The coronavirus is the latest so-called zoonotic disease in a growing list that includes MERS, ebola and strains of avian influenza. Seventy-five percent of all emerging infectious diseases come from wildlife.
“Never before have so many opportunities existed for pathogens to pass from wild and domestic animals to people,” Inger Andersen, the U.N.’s environment chief, recently told the Guardian.
MEPs are clamoring for more to be done. “The trade and trafficking of wildlife is putting our health and our biodiversity in danger, the European Union needs to act,” said Agnès Evren, a French lawmaker from the center-right European People’s Party.
Evren also hopes Brussels would flip the structure of EU wildlife legislation on its head in its major European Green Deal plan for the environment, by establishing a more restrictive so-called positive list of tradeable species.

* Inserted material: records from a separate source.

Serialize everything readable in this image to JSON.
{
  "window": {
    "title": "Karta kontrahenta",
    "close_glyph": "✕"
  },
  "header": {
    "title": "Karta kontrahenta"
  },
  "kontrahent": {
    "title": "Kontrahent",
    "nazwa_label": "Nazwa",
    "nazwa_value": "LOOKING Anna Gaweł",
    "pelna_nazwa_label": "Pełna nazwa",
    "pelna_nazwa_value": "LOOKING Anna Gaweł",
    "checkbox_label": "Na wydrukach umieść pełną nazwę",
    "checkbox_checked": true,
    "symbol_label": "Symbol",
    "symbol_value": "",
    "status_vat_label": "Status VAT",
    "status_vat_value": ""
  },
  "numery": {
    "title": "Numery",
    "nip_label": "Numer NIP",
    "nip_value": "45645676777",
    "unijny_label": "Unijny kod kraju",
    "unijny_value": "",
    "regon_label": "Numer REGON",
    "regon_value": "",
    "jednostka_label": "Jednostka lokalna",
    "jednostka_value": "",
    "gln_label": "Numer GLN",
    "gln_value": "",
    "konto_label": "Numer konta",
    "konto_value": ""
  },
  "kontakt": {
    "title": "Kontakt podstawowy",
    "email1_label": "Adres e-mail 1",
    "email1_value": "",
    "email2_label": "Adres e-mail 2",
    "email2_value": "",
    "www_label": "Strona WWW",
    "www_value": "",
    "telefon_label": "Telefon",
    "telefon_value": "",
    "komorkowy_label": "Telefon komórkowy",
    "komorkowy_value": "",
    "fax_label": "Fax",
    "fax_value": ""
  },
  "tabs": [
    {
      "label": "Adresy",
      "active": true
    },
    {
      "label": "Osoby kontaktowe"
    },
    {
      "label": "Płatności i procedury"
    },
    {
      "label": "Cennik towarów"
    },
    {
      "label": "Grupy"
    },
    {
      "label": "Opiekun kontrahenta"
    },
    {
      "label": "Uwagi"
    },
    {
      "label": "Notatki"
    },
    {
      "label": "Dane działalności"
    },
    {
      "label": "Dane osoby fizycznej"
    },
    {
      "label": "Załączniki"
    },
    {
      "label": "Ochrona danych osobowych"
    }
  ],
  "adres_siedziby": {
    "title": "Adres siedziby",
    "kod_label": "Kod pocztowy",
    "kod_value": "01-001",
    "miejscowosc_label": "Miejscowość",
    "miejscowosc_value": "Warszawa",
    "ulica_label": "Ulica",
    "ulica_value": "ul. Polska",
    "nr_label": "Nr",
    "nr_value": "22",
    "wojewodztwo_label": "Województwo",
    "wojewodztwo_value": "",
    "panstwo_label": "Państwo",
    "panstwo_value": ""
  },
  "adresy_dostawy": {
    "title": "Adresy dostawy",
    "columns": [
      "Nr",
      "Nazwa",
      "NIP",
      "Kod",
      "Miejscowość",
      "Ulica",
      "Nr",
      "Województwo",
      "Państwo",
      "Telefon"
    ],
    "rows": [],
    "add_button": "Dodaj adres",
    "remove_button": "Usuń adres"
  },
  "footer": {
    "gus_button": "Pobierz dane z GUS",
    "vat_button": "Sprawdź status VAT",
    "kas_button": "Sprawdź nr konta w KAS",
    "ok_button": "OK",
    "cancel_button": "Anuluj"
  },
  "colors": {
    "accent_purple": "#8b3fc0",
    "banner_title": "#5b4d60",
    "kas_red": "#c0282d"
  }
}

This means that instead of proscribing certain animals that cannot be traded as under the current system, the EU would only list species that can be traded, to narrow the scope.
The NGOs AAP and Eurogroup for Animals are also pushing for this “positive list” approach.
A European Commission official said shifting the system would require renegotiating CITES. The official added: “It is also not obvious that a positive list would necessarily be shorter; in fact it might well be longer as it would presumably also have to include species that are traded internationally but not endangered in the wild (and hence not covered by CITES).”
The biodiversity strategy “should lead to the adoption of a European legislation on this matter and reinforce our rules and means of actions,” Evren said.
But new laws may have an adverse effect because commercial fishing and timber trading often fall under the umbrella of legal wildlife trade, warned Professor Rosaleen Duffy, a wildlife trade expert at the U.K.’s University of Sheffield.
“There’s lots of sustainable and relatively risk-free legal wildlife trade that if you ban that would destroy the livelihoods of some of the world’s poorest people or would also punch holes in major corporations that are trading in timber,” Duffy said.
“I think that these calls for a blanket ban on all wildlife trade because of the risk of zoonotic disease are unrealistic and also not a fair thing.”
There should also be more attention focused on the role that intensive agriculture plays in spreading diseases from animals to humans, Duffy said.
Other MEPs argue the broader lesson to learn from the coronavirus crisis is that humanity’s plundering of the natural world comes at a cost.
That’s the nub of a letter, obtained by POLITICO, that Belgian Socialist lawmaker Maria Arena is sending to the Commission, and also a big takeaway for the Slovak ecologist-turned-MEP Michal Wiezik, from the European People’s Party.
“I would say that the COVID-19 crisis is the outcome of our ignorance, how we were treating animals … eating wild animals, and keeping them in a condition that really asked for the outbreak,” Wiezik said.
America Hernandez contributed reporting.
This article has been updated with reaction from the European Commission.